Strong Competition Causes Margin Compression At Sembcorp Marine In First Quarter

Ser Jing - Sembcorp Marine First Quarter Result, Full Steam Ahead (pic)Sembcorp Marine (SGX: S51) is one of the largest marine and offshore engineering company in the world. It is part of the conglomerate Sembcorp Industries’ (SGX: U96) group of companies, competing directly with the offshore and marine sector of Keppel Corp (SGX: BN4). It announced its first quarter earnings on 2nd May 2014.

Operating Result

On the surface, Sembcorp Marine saw a 27% jump in its turnover year on year for the quarter, climbing from S$ 1.05billion to S$1.335billion. The growth in revenue is mainly coming from its rigs and offshore platform segment. However, due to a much larger increased in its cost of goods sold, its gross margins shrank from 14.8% to 12.8%. With a larger “other operating income” last year, the operating profit for the first quarter this year only improved by 3.8% to S$148.8million. Sembcorp Marine achieved earnings per share growth of 3.2% to 5.87 cents per share.

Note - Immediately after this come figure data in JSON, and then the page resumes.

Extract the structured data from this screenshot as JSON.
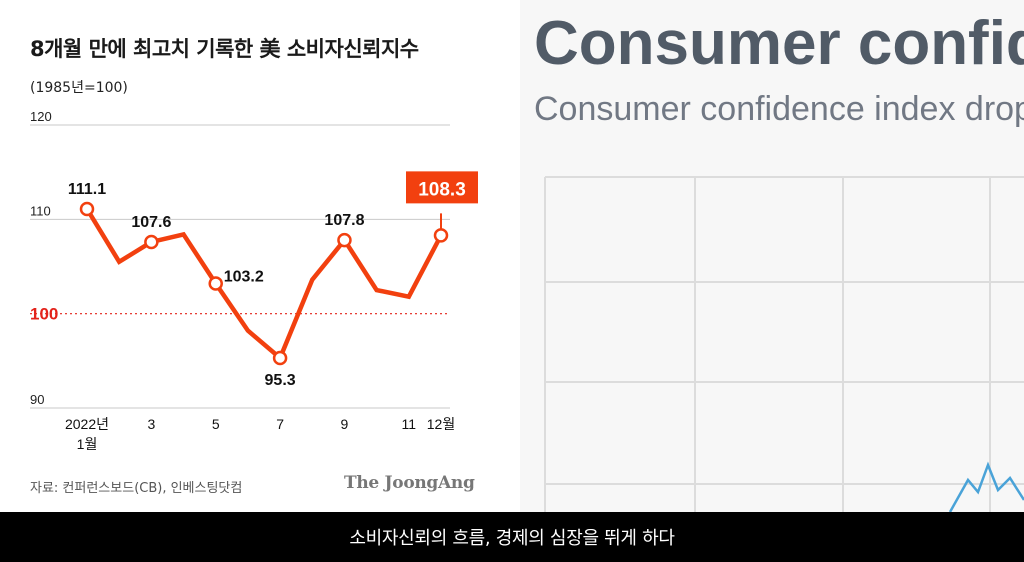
{
  "caption": "소비자신뢰의 흐름, 경제의 심장을 뛰게 하다",
  "background": {
    "title": "Consumer confide",
    "subtitle": "Consumer confidence index drop"
  },
  "source_text": "자료: 컨퍼런스보드(CB), 인베스팅닷컴",
  "publisher": "The JoongAng",
  "colors": {
    "series": "#f2400f",
    "baseline": "#e3231b",
    "point_fill": "#ffffff",
    "highlight_label_bg": "#f2400f",
    "bg_line": "#4aa3d8"
  },
  "chart_data": {
    "type": "line",
    "title": "8개월 만에 최고치 기록한 美 소비자신뢰지수",
    "unit_label": "(1985년=100)",
    "ylim": [
      90,
      120
    ],
    "yticks": [
      {
        "value": 120,
        "label": "120"
      },
      {
        "value": 110,
        "label": "110"
      },
      {
        "value": 100,
        "label": "100"
      },
      {
        "value": 90,
        "label": "90"
      }
    ],
    "baseline": 100,
    "xticks": [
      {
        "month": 1,
        "label": "2022년",
        "label2": "1월"
      },
      {
        "month": 3,
        "label": "3"
      },
      {
        "month": 5,
        "label": "5"
      },
      {
        "month": 7,
        "label": "7"
      },
      {
        "month": 9,
        "label": "9"
      },
      {
        "month": 11,
        "label": "11"
      },
      {
        "month": 12,
        "label": "12월"
      }
    ],
    "x": [
      1,
      2,
      3,
      4,
      5,
      6,
      7,
      8,
      9,
      10,
      11,
      12
    ],
    "values": [
      111.1,
      105.5,
      107.6,
      108.4,
      103.2,
      98.2,
      95.3,
      103.6,
      107.8,
      102.5,
      101.8,
      108.3
    ],
    "labeled_points": [
      {
        "index": 0,
        "label": "111.1",
        "pos": "above"
      },
      {
        "index": 2,
        "label": "107.6",
        "pos": "above"
      },
      {
        "index": 4,
        "label": "103.2",
        "pos": "right"
      },
      {
        "index": 6,
        "label": "95.3",
        "pos": "below"
      },
      {
        "index": 8,
        "label": "107.8",
        "pos": "above"
      },
      {
        "index": 11,
        "label": "108.3",
        "pos": "highlight"
      }
    ],
    "grid": false
  }
}
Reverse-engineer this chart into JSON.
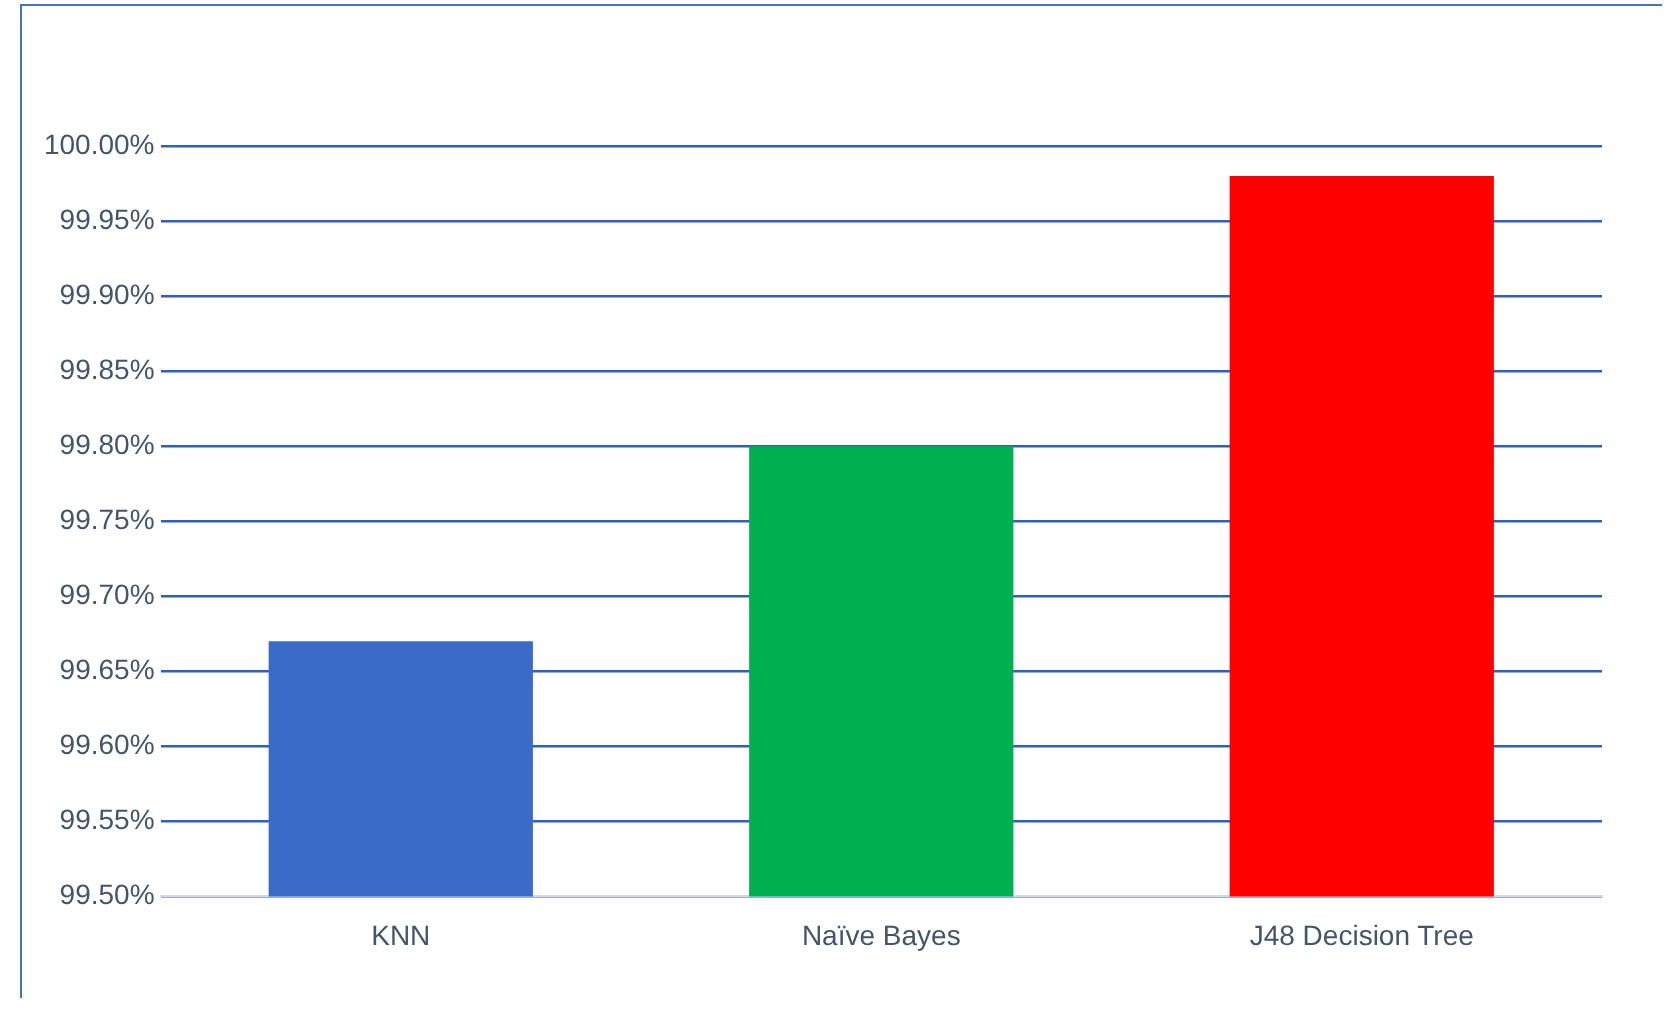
{
  "chart_data": {
    "type": "bar",
    "categories": [
      "KNN",
      "Naïve Bayes",
      "J48 Decision Tree"
    ],
    "values": [
      99.67,
      99.8,
      99.98
    ],
    "colors": [
      "#3a6bc8",
      "#00b050",
      "#ff0000"
    ],
    "ylim": [
      99.5,
      100.0
    ],
    "yticks": [
      {
        "value": 99.5,
        "label": "99.50%"
      },
      {
        "value": 99.55,
        "label": "99.55%"
      },
      {
        "value": 99.6,
        "label": "99.60%"
      },
      {
        "value": 99.65,
        "label": "99.65%"
      },
      {
        "value": 99.7,
        "label": "99.70%"
      },
      {
        "value": 99.75,
        "label": "99.75%"
      },
      {
        "value": 99.8,
        "label": "99.80%"
      },
      {
        "value": 99.85,
        "label": "99.85%"
      },
      {
        "value": 99.9,
        "label": "99.90%"
      },
      {
        "value": 99.95,
        "label": "99.95%"
      },
      {
        "value": 100.0,
        "label": "100.00%"
      }
    ],
    "grid": "y"
  }
}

On the balance sheet side, Sembcorp Marine maintained its strong net cash position. It has a net cash position of S$ 1.47billion, an improvement from last quarter net cash position of S$ 928.8billion. This shows the strength of the company’s business model as it is cash generating and require only a low debt ratio to operate efficiently.

Segment Breakdown

Most of the company’s earnings are primarily from its ship and rigs repair, building, conversion and offshore. The segment contributes 98.5% of its revenue and 93.9% of its profits. The company also runs a much smaller ship chartering business which only contributes 0.9% of its total revenue and 3.4% of its profits.

Foolish Takeaway

The company currently has a net book order of S$ 12.9billion of projects, enough to keep themselves busy till 2019. Furthermore, the phase 1 of its yard in Tuas has started operating since August 2013, and that might help the company with its Very Large Crude Carrier (VLCC) business. On the negative side, the group might still be facing resilient competition and that might be a drag on margins going forward.